TIPOS DE VOTOS PERMITIDOS NAS CÂMARAS DA REGIÃO METROPOLITANA
Outras cinco tiveram mudanças na Lei Orgânica (Constituição do Município) que impediram o uso dessa modalidade de voto.
“O voto secreto foi utilizado pela última vez na Câmara Municipal de Franco da Rocha durante a eleição da Mesa Diretora, realizada em janeiro de 2013”, diz em nota a Câmara de Franco da Rocha. A Casa, por outro lado, manteve uma exceção: pode votar secretamente no caso em que envolva falta de decoro parlamentar de vereador (quando o político adota alguma conduta questionável durante o mandato).
Conforme a mesma nota, o objetivo é a independência do voto nesse tipo de caso. “Em algumas circunstâncias, a votação para perda do mandato de um vereador, por exemplo, o voto secreto daria mais independência para os vereadores, independentemente se favorável ou contrário.”
Na vizinha Francisco Morato, esse tipo de voto pode ser solicitado desde que dois terços da Casa aprovem. Outros são menos específicos: as Câmaras de Cotia, Jandira e Itapecerica da Serra apontam o voto secreto, mas não determinam para quais casos.
HISTÓRICO
Previsto na Constituição e nos regimentos das Câmaras de todo o país, a justificativa para ocultar o voto é a ideia de proteger o indivíduo ‒ algo que ocorreu em governos ditatoriais, por exemplo.
Para a cientista política Joyce Hellen Luz, 27, apesar de assegurado pela Constituição, os regimentos abrem margem para que os parlamentares em todo país interpretem, à sua maneira, o emprego do mecanismo. “O voto secreto não deveria ser usado dessa forma [para eleição da Mesa Diretora], pois não responde às demandas por transparência do eleitorado”, declara.
No entanto, ela aponta que há complexidade na atuação dos parlamentares. Ela relembra que declarar abertamente o voto ou posição acerca de um tema, gerou, por exemplo, ameaças ao ex-deputado federal Jean Wyllis (PSOL-RJ) que abriu mão do próprio mandato e deixou o país.
Ainda conforme Joyce, os parlamentares também buscam se resguardar dos próprios partidos, quando contrários às decisões de seus líderes. “Os parlamentares dependem do partido, dependem dos recursos de campanha que, como sabemos, também são um modo de puni-los ou compensá-los”, afirma.
DESATUALIZADOS
O regimento interno define as regras para a condução do trabalho dos vereadores. Disponíveis nos sites das Câmaras Municipais, alguns deles estão desatualizados, pois não apontam as mudanças aprovadas na Lei Orgânica.
Na Câmara de São Paulo, por exemplo, o regimento interno disponível no site da Casa consta que a eleição da Mesa Diretora, o julgamento político de prefeito e vereador, são por voto secreto.

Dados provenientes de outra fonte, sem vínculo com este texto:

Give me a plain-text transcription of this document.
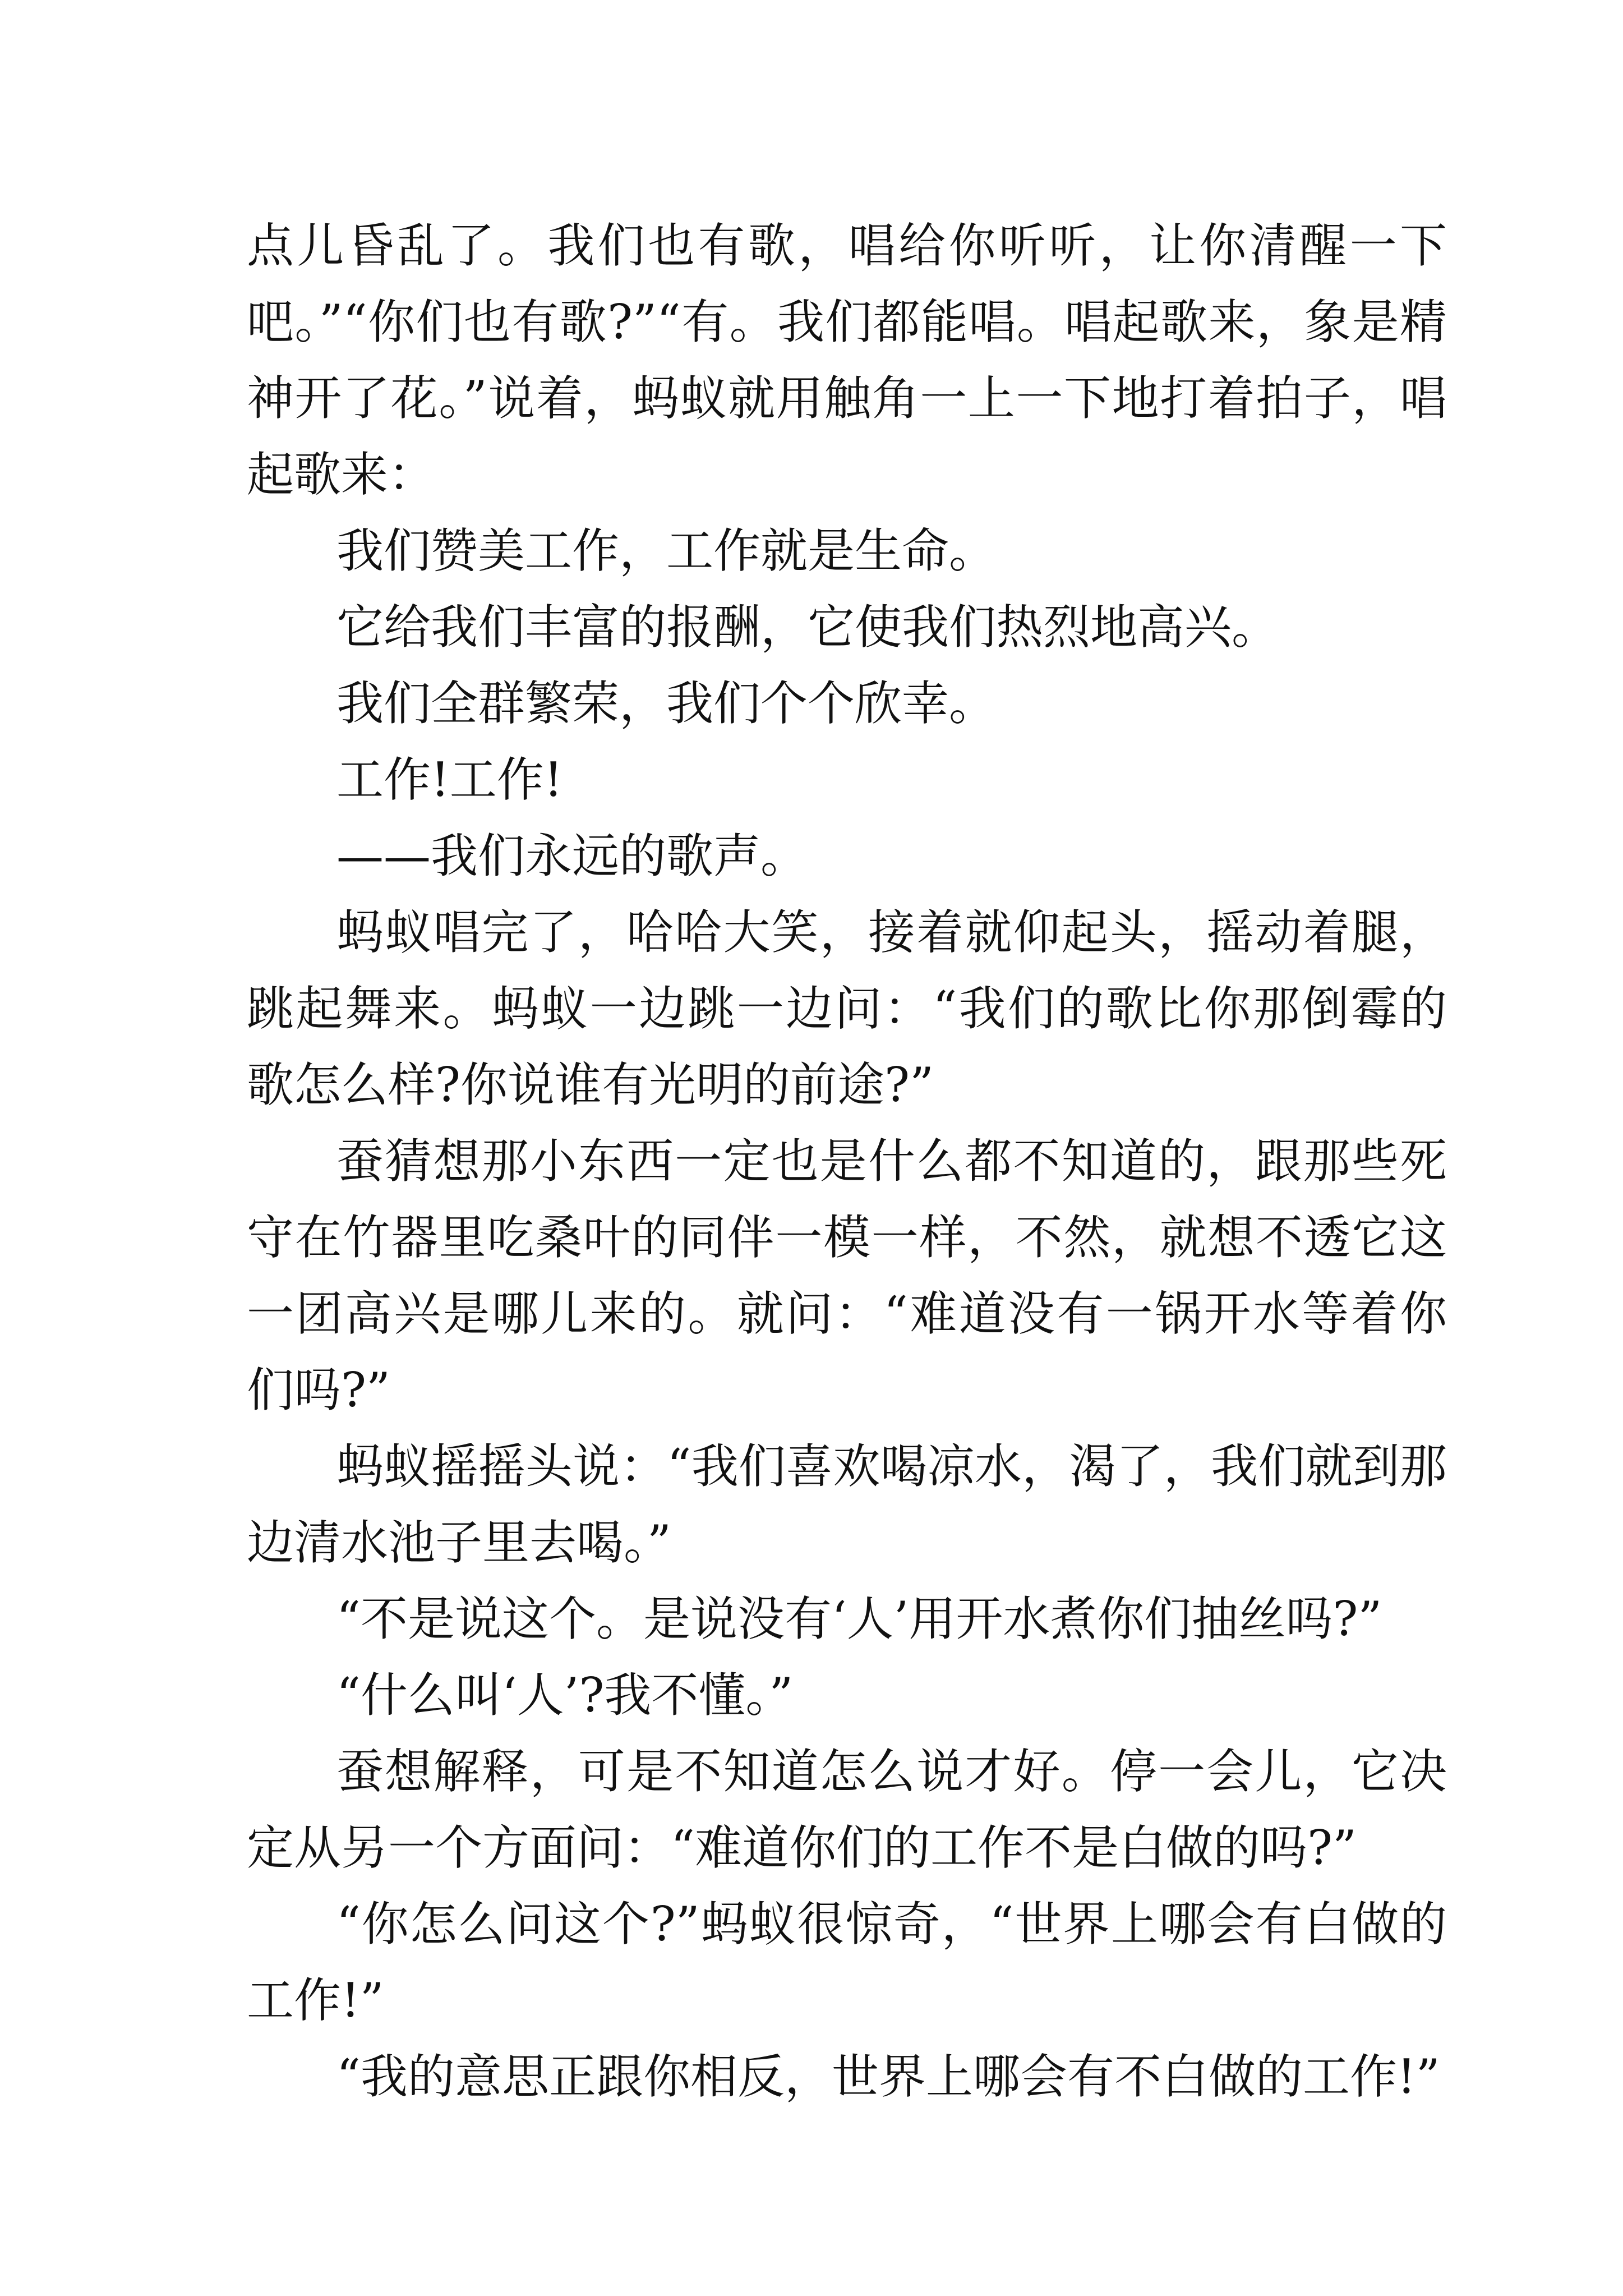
点儿昏乱了。我们也有歌，唱给你听听，让你清醒一下吧。”“你们也有歌?”“有。我们都能唱。唱起歌来，象是精神开了花。”说着，蚂蚁就用触角一上一下地打着拍子，唱起歌来：

我们赞美工作，工作就是生命。

它给我们丰富的报酬，它使我们热烈地高兴。

我们全群繁荣，我们个个欣幸。

工作!工作!

——我们永远的歌声。

蚂蚁唱完了，哈哈大笑，接着就仰起头，摇动着腿，跳起舞来。蚂蚁一边跳一边问：“我们的歌比你那倒霉的歌怎么样?你说谁有光明的前途?”

蚕猜想那小东西一定也是什么都不知道的，跟那些死守在竹器里吃桑叶的同伴一模一样，不然，就想不透它这一团高兴是哪儿来的。就问：“难道没有一锅开水等着你们吗?”

蚂蚁摇摇头说：“我们喜欢喝凉水，渴了，我们就到那边清水池子里去喝。”

“不是说这个。是说没有‘人’用开水煮你们抽丝吗?”

“什么叫‘人’?我不懂。”

蚕想解释，可是不知道怎么说才好。停一会儿，它决定从另一个方面问：“难道你们的工作不是白做的吗?”

“你怎么问这个?”蚂蚁很惊奇，“世界上哪会有白做的工作!”

“我的意思正跟你相反，世界上哪会有不白做的工作!”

Contudo, desde 2001, de acordo com a Lei Orgânica do município, todas as votações realizadas na Casa são abertas. “A mudança foi proposta, à época, pela Mesa Diretora da Câmara. A Lei Orgânica é superior ao regimento interno”, afirmou o legislativo paulistano.
O mesmo tom foi adotado pela Câmara de Suzano, cujo texto aponta esse tipo de votação para os casos de processo de cassação, eleição da Mesa, e análise dos vetos do prefeito aos projetos de lei.
Procurada, a Casa disse que o regimento disponibilizado no site não foi atualizado. “A Câmara de Suzano não usa mais voto secreto há anos. Houve uma votação de uma denúncia contra o prefeito da cidade que poderia resultar na cassação do político. Essa votação, assim como todas da Casa (apreciação de veto, eleição de Mesa), foi aberta”, disse a Casa, em nota.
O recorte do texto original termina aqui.